= Sofana R. Dahlan =

Sofana R. Dahlan (سفانة ربيع دحلان) is an accomplished Saudi lawyer and social entrepreneur. She is among the first three female lawyers to have been granted the permit to practice law in Saudi Arabia and has served as a legal consultant in different parts of the Arab world including Saudi Arabia, Lebanon, and Kuwait. Dahlan was also the Vice Governor for Entrepreneurship Advancement at the Small and Medium Enterprises Authority of Saudi Arabia from 2016 to 2017, making her the first Saudi female senior economic policymaker. Most recently she has enrolled at King's College, London in order to pursue a PhD in Culture Media and Creative Industries specialising in: The Obstacles Facing the Development of Creative Industries in Saudi Arabia: A Deep Dive into Intellectual Property Infringement and its Implications.

==Early life and education==
Sofana R. Dahlan was born to the Al Dahlan (آل دحلان) family of Makkah. Her mother, Huda Kayal, was an academic specialising in English Literature at King Abdulaziz University in Jeddah and her father, Dr. Rabea S. Dahlan, served as Deputy Governor of the Emirate of Makkah from 1989 until 1999.

She has completed an undergraduate degree in Law (LLB) from Cairo University, a postgraduate degree in Islamic Law from the Higher Institute of Islamic Studies in Egypt along with an MBA degree from the American University of Technology. In 2009, she was involved in the Harvard Executive program "Leading for the Future: The Arab Region in a Changing World" and has also obtained an executive degree in Global Leadership & Public Policy from Harvard University in 2013.

==Career==
Dahlan is the founder of many social enterprises that focus on developing the creative industries in the region. She is the founder of Tashkeil, a Saudi-based social enterprise that incubates, accelerates and promotes creative entrepreneurs. She is also the founder of Kayan Space and Studios – a membership-based environment for creative professionals, entrepreneurs and freelancers.

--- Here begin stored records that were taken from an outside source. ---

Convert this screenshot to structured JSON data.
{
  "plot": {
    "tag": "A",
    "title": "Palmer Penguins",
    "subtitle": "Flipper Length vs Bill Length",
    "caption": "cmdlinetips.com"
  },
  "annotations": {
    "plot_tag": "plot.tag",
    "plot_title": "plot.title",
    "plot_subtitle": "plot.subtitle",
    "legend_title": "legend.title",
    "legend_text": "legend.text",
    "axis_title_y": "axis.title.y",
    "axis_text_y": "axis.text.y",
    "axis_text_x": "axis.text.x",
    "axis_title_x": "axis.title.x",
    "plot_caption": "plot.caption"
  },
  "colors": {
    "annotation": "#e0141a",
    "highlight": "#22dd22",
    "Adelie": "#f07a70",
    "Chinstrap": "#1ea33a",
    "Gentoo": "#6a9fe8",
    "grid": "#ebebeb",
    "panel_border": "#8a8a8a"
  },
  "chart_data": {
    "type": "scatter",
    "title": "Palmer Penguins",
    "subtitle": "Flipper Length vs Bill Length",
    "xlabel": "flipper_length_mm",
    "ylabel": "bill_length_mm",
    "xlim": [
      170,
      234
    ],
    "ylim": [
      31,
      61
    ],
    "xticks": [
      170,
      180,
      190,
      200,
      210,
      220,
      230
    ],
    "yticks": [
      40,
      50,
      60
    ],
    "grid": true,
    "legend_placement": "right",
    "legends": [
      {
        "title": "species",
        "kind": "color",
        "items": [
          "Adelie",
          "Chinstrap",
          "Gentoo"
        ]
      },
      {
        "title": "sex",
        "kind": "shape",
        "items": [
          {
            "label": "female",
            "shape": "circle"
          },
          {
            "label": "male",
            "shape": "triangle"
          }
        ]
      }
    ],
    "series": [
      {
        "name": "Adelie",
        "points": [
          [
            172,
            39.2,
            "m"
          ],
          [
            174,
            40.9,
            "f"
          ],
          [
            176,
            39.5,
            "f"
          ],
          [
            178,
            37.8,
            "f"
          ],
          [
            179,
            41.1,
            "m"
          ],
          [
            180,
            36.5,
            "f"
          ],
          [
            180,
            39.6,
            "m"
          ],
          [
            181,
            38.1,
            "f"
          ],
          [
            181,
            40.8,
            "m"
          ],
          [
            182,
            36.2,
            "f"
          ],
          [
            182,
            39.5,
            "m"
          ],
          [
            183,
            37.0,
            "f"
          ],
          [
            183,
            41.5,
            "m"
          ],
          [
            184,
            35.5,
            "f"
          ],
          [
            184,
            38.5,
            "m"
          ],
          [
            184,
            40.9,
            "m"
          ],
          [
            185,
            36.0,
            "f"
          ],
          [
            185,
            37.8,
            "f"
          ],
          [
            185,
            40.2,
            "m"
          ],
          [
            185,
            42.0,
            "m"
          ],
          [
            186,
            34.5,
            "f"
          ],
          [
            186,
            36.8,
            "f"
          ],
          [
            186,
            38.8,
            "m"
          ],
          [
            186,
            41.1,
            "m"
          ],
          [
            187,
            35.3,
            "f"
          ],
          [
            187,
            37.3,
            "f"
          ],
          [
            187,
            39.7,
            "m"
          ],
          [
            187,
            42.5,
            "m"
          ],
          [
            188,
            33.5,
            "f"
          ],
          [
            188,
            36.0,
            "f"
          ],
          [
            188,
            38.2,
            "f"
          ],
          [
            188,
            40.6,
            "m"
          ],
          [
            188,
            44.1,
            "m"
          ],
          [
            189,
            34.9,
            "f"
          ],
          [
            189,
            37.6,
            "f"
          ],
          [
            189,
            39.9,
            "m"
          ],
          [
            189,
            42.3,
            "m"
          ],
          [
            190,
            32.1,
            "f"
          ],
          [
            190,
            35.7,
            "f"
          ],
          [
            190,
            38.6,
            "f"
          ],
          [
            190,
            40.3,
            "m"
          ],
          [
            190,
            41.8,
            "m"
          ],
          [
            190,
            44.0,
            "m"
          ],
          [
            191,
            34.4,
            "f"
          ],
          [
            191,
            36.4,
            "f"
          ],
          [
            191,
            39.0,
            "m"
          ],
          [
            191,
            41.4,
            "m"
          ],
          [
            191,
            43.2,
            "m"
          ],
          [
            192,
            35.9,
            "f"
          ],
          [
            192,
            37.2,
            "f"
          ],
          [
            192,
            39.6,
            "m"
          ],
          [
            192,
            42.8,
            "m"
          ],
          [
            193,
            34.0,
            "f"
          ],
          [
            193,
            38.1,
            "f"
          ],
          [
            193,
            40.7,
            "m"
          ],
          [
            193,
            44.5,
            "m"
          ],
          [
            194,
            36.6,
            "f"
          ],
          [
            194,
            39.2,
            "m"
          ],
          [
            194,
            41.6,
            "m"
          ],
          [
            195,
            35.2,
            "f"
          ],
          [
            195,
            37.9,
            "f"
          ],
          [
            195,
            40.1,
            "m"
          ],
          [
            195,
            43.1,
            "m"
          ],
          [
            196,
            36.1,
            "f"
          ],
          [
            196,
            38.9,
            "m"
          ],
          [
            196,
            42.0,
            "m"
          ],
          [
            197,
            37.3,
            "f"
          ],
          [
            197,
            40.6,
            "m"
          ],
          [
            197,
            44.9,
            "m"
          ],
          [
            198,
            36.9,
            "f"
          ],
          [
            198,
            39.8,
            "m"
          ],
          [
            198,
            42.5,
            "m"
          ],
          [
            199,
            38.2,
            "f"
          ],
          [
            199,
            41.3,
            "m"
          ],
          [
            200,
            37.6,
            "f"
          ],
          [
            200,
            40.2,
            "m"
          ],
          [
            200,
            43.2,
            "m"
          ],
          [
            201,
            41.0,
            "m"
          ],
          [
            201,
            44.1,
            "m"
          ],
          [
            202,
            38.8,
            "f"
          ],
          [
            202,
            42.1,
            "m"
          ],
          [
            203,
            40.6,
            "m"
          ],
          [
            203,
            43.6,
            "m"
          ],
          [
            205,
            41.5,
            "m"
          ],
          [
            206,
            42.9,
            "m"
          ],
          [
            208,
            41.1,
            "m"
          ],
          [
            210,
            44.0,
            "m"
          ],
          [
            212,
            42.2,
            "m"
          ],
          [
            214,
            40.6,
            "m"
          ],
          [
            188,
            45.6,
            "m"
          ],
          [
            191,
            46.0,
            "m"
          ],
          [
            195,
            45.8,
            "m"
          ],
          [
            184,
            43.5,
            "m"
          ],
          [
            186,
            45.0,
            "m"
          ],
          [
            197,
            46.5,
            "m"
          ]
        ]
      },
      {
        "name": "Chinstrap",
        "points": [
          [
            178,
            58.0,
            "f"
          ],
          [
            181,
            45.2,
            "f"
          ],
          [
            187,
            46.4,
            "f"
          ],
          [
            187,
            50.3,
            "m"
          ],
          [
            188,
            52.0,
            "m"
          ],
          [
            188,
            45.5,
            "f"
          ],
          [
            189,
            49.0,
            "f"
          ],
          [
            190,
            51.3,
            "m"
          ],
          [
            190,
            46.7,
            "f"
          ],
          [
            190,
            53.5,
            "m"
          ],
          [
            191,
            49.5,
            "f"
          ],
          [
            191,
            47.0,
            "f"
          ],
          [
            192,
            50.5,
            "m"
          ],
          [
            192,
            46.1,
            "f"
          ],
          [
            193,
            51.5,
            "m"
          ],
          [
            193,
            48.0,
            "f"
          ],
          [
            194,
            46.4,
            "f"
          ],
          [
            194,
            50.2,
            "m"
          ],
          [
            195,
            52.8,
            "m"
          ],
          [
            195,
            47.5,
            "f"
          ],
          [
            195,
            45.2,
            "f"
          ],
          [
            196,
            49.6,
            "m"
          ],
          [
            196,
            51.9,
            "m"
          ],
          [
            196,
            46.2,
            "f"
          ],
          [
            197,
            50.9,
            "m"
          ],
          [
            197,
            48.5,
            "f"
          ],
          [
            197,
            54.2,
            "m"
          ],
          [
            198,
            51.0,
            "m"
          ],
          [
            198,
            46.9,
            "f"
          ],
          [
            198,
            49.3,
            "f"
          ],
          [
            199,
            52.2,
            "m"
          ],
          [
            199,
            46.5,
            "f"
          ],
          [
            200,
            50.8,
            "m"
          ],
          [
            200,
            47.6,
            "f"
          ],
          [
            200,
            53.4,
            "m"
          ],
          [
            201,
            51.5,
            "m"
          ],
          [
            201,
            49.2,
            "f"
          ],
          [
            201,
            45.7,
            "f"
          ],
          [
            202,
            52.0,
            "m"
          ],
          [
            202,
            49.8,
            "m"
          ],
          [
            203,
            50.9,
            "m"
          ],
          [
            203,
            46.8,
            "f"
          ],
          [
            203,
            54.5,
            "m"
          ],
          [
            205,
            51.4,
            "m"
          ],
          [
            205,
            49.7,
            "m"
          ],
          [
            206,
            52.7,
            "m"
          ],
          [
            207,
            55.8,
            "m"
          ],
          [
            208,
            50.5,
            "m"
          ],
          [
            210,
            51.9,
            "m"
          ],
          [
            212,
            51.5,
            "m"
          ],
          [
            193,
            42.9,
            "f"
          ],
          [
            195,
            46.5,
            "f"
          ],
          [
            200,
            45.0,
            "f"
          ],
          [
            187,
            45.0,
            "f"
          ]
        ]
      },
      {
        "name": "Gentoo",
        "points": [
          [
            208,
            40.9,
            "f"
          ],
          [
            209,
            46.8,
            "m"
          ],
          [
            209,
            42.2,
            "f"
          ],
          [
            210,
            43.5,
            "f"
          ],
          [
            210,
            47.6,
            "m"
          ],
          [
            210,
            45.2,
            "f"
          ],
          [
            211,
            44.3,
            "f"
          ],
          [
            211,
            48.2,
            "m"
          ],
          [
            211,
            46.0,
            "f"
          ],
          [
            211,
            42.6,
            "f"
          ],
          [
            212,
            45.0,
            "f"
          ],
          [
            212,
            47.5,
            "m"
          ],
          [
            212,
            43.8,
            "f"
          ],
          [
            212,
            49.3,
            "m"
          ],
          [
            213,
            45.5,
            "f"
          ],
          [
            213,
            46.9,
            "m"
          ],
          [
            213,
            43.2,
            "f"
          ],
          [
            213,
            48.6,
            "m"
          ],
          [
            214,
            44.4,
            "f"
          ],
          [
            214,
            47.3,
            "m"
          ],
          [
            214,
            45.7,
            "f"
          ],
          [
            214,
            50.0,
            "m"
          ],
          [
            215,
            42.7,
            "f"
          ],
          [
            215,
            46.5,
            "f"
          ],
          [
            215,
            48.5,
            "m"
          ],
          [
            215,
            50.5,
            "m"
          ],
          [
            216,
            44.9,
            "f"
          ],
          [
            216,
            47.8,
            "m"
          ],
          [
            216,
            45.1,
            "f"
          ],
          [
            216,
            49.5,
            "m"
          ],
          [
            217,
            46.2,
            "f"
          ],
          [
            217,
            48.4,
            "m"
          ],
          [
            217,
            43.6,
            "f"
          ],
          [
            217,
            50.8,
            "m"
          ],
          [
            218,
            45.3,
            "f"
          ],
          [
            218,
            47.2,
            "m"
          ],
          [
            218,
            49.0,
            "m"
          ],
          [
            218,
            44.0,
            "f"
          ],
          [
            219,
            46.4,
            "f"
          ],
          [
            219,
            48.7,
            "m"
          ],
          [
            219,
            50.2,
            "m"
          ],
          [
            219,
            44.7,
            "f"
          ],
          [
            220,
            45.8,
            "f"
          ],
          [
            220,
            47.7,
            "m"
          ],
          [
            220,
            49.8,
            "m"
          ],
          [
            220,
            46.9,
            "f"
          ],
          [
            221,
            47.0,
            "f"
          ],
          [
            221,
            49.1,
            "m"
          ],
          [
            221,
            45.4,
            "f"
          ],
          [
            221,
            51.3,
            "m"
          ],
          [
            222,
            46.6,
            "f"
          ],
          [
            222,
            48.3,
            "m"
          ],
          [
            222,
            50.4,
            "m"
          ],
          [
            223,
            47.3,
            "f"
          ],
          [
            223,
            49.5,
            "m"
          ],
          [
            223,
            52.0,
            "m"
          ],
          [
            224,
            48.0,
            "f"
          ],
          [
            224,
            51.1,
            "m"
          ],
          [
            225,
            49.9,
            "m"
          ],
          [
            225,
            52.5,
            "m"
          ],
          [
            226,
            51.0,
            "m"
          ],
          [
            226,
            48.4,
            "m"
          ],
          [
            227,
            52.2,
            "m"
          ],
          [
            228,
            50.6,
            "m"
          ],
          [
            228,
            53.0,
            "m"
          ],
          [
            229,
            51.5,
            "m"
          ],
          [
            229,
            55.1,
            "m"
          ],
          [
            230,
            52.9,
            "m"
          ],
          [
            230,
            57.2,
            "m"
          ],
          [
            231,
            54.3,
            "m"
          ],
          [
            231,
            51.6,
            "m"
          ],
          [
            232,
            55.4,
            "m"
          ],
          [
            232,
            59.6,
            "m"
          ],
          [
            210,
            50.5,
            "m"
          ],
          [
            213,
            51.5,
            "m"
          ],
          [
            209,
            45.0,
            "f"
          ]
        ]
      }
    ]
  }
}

In 2013, Dahlan initiated, the Saudi National Creative Initiative (SNCI) which is a collaborative creative knowledge transfer platform that was established in 2013. Stimulated profoundly by Dahlan's passion for working with youth and the Saudi Vision 2030, SNCI aims to map and understand the Saudi Creative Industry in order to reinforce creativity and utilize the youth to unleash its full potential and drive Saudi Arabia to a knowledge-based economy.

==Philanthropy==
Dahlan is regarded as an icon for female empowerment for her advocacy to advocate cultural, heritage and socially oriented issues. She is an active member of the Board of Directors at Khadija Bint Khuwailid Centre, a businesswoman and lobbying center at the Jeddah Chamber of Commerce and Industry. She has spoken at public platforms such as Pecha Kucha in Beirut, Beirut Design Week, TEDxWomen in Barcelona, and BOLDtalks Woman and has penned numerous articles on topics such as women's rights, social values, and inter-religious dialogue.

==Notable accolades==
- In 2011, she was chosen to participate at the Harvard Executive program - 'Leading for the Future: The Arab Region in a Changing World' where she represented her founding company, Tashkeil, socioeconomic cycle as an ecosystem for social change and development.
- In 2011, she became the first Saudi to serve as a fellow of the United Nations Alliance of Civilizations (UNAOC) on a tour of Europe and the U.S.
- In 2014, she was the recipient of the "Most Innovative Woman Entrepreneur" for WIL Achievement Awards.
- In 2015, she was recognised as WEF Young Global Leader.
- In 2015, she was the recipient of "Female Entrepreneur of the Year" for Arab Women Awards.
- In 2015, she received a Silver Stevies Award for "Female Entrepreneur of the Year (in MENA and Europe)" whilst under her direction, Tashkeil received a Bronze Stevies Award for the "Most Innovative Company of the Year" category. She was also recognised as "Female Entrepreneur of the Year" by Arab Women Awards.
- In 2018, she was the recipient of "Leadership Excellence in Social Entrepreneurship" for the 8th Global Leadership Awards.